第六章 タレントマネジメント
チームメイトにもう一つの障がいをカミングアウト
高次脳機能障害の症状が激しく現れる前までは、アンプティサッカーチームに所属して活動していた。
異変が起こってからは、日常生活も難しく休みがちになっていたが、夫のリハビリのためにもアンプティサッカーの活動は、どうしても再開させたかった。
ただ、このまま高次脳機能障害のことをチームメイトに隠したまま活動することが良いとは思えなかった。というのも、
・遅刻をする
・忘れ物をする
・準備をするのが遅い
これらは高次脳機能障害の症状によって引き起こされていたことがわかり、理解が得られないと、管理が悪いとか、性格が悪いと勘違いされやすかった。このことをチームメイトが理解してくれるかわからなかったけど、これから乗り越えていくためにも、高次脳機能障害のカミングアウトが必要だと思った。
「俺は、このことをチームメイトに言いたくない」
「なんで?」
「脳に障がいがあるって言ったら、みんなどんな反応するか……」
「障がい者ばかりいて、医療従事者がいるチームだよ。大丈夫だよ」
「なんて言っていいかわからないし。自分ではその症状はわからないから書けないよ」
「いいよ。私が書くから、それを送ってよ」
私が書いた内容を夫からチーム全員に一斉にLINEすることにした。
アフィーレ広島AFCの皆さんへ
いつもお世話になります。谷口の妻です。きょうは、ご報告があり、私が書いたものを谷口から送ってもらいました。

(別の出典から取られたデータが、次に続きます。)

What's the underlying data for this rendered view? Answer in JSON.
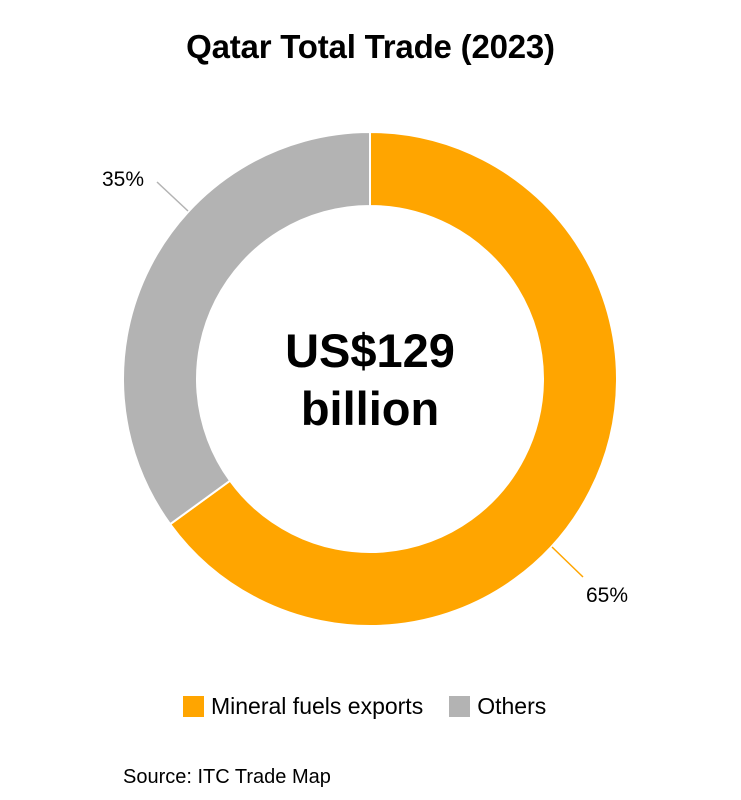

十五年前の交通事故で診てもらった総合病院の脳神経外科を二人で受診してきました。谷口のこれまでの不思議な?問題ある?行動のメモをしていたので、それを元に一つずつお話をしてきました。
その結果、事故の時の脳挫傷の影響(右側頭葉および左頭頂葉の挫傷)から高次脳機能障害と診断されました。
これまでの右足切断の障がいに加えて、今後、障がいの等級関係にも影響してくると思います。
状況としては。叱責されると放心状態になる、呂律が回らない、ふらふらする、急に眠ってしまうなど、極度のストレスにより出てくる症状があります。また、飲酒や残業、睡眠不足等で、イライラや暴言等の迷惑行為につながることがわかり、根本的に断酒や残業禁止等の制限が加わることになりました。
二年前、私が一緒にアフィーレ広島AFCの練習に行くようになって気がついたのですが、時間が守れず遅刻をしていたと思います。当時は、とにかく遅刻をしないように、朝から、揉めながらも引っ張っていっていました。今では、一人で行くことで、逆に早過ぎて到着していることも障がいの影響と言われました。
当時は、強く指導される方がいらっしゃったので、無意識に遅刻していたんでしょうか。一方、好きなことは遅れないようで、環境に適応できるようです(今はサッカーが楽しいということですね!)。
谷口は、注意されてもそれを忘れて繰り返してしまうので、学習できる子どもよりも難しいとも言われました。